As recently as June 2008, Illinois paid its bills seven days after state agencies finished the paperwork. The delay reached 99 days in 2009, and stood at 118 days in June of this year, according to the comptroller’s office.

Centegra has been talking regularly with legislators, as have other health care providers statewide, about the problem the state’s finances are putting on the health care system.

“We consider it very serious. I’ve probably already spent four to six hours this week dealing with the Illinois Hospital Association, figuring out how we tell the state just how serious this is,” Rosenberger said.

Illinois ranked first in the nation in the percentage of nonprofit groups facing payment delays, an Urban Institute survey found. Eighty-three percent said late payments from state and local government were a problem in Illinois, compared to a nationwide average of 53 percent. The institute conducted the survey in 2009, when the state’s bill backlog was still rising.
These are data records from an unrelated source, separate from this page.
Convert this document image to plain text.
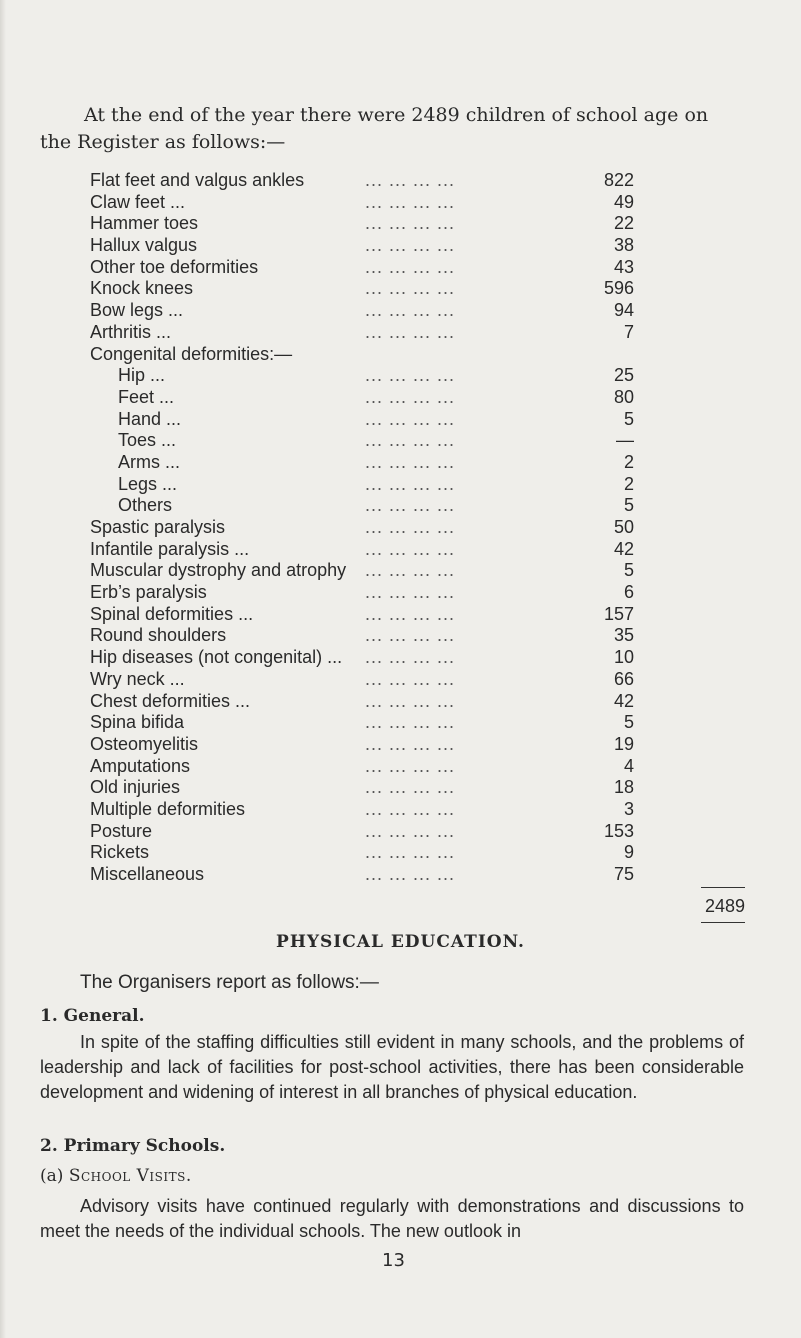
At the end of the year there were 2489 children of school age on the Register as follows:—

Flat feet and valgus ankles	... ... ... ...	822
Claw feet ...	... ... ... ...	49
Hammer toes	... ... ... ...	22
Hallux valgus	... ... ... ...	38
Other toe deformities	... ... ... ...	43
Knock knees	... ... ... ...	596
Bow legs ...	... ... ... ...	94
Arthritis ...	... ... ... ...	7
Congenital deformities:—
Hip ...	... ... ... ...	25
Feet ...	... ... ... ...	80
Hand ...	... ... ... ...	5
Toes ...	... ... ... ...	—
Arms ...	... ... ... ...	2
Legs ...	... ... ... ...	2
Others	... ... ... ...	5
Spastic paralysis	... ... ... ...	50
Infantile paralysis ...	... ... ... ...	42
Muscular dystrophy and atrophy ... ... ... ...	5
Erb’s paralysis	... ... ... ...	6
Spinal deformities ...	... ... ... ...	157
Round shoulders	... ... ... ...	35
Hip diseases (not congenital) ... ... ... ... ...	10
Wry neck ...	... ... ... ...	66
Chest deformities ...	... ... ... ...	42
Spina bifida	... ... ... ...	5
Osteomyelitis	... ... ... ...	19
Amputations	... ... ... ...	4
Old injuries	... ... ... ...	18
Multiple deformities	... ... ... ...	3
Posture	... ... ... ...	153
Rickets	... ... ... ...	9
Miscellaneous	... ... ... ...	75
2489
PHYSICAL EDUCATION.
The Organisers report as follows:—
1. General.
In spite of the staffing difficulties still evident in many schools, and the problems of leadership and lack of facilities for post-school activities, there has been considerable development and widening of interest in all branches of physical education.
2. Primary Schools.
(a) School Visits.
Advisory visits have continued regularly with demonstrations and discussions to meet the needs of the individual schools. The new outlook in
13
Quinn repeatedly has asked for permission to borrow even more money to pay down what the state owes, but state lawmakers have rejected the idea in an effort to curtail runaway spending. To Kurth, of Pioneer Center, the argument is moot.

“The politicians don’t want the governor to borrow to pay the back bills, but they’ve already borrowed. Either you owe us or you owe the bond companies. What’s the difference?” Kurth asked.